Fee Models & Business Management

Under the retainer fixed-fee model, pricing is not adjusted to the market as it is with the AUM model. As a result, the retainer fixed fee must be reviewed with clients each year.

The fixed fee can increase or decrease as clients' personal situations evolve, or it can rise as the assets managed increase. Regardless, a conversation with clients about the fixed fee should take place annually.

Such pricing discussions rarely happen with the  AUM model. The cost to clients fluctuates with the market's movement, so what clients pay can change more rapidly.

That fluctuation, of course, means that firms running on an AUM model have an inherent anxiety built into them.
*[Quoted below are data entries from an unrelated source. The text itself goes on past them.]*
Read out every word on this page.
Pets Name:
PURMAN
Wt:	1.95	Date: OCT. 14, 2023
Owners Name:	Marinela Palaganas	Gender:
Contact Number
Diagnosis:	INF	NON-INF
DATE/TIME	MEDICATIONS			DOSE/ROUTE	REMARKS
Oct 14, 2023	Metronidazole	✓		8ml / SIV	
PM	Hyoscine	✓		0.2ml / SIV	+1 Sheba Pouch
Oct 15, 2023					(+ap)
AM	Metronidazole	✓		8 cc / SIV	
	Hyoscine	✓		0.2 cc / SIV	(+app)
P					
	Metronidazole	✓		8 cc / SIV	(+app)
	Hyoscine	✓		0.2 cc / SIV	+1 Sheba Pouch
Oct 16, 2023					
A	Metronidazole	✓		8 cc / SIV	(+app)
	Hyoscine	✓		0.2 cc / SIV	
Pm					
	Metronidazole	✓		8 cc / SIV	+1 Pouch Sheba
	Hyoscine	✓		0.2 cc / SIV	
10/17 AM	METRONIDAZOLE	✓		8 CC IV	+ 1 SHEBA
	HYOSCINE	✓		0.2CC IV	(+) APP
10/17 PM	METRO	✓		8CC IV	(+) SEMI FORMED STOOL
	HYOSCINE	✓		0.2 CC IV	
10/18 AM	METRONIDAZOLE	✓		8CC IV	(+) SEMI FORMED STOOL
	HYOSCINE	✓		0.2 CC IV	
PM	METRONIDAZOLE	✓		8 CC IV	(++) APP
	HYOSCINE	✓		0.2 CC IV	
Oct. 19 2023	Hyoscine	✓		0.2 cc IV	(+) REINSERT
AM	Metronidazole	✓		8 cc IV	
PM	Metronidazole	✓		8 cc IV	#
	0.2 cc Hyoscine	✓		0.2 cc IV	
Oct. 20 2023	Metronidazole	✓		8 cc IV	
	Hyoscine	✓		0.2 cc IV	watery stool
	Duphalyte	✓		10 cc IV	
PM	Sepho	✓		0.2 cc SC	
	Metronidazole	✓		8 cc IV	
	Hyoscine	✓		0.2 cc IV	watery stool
Market fluctuations can dramatically impact firm revenue and profits, and that impact can happen in just one day.

This type of fluctuation isn't experienced by firms that run on retainer fixed fees. As a result, an owner can manage their business with less stress. We often see that this stress reduction leads to better decisions about the business and its growth over the long term.

Changing Attitudes

According to our data, the retainer fixed-fee models grew most noticeably after 2009. However, the retainer fixed-fee model did not gain much adoption mainly because investors were not as comfortable with it then as they are now.

Today, we subscribe to almost all services. For entertainment and music, we have Netflix, HBO Max, Spotify and Apple Music. For food, there's DoorDash.

Retainer-based fixed-fee services are not just popular — they are everywhere. In fact, we're now at the point at which they're expected. This is because of the bear market of 2008-2009. Since then, we've seen the services garner more (and rapidly increasing) popularity.

While we have not had a longer-term bear market since then, the pandemic has given us a glimpse into how attitudes have changed. During the pandemic, our company has seen that the financial advisory firms with higher growth and client retention rates are those using retainer fixed fees.

What does this all mean? With little resistance to retainer fixed fees (in contrast to AUM fees), there's great opportunity for firms to expand services to advisory clients.

Investors have now embraced financial advice retainers, and in some cases are requesting them rather than AUM pricing. And with client retention rates for both models now tracking at the same pace, the industry has a new pricing model disrupter.

It reminds me of what happened to commission-based firms when AUM models first became popular.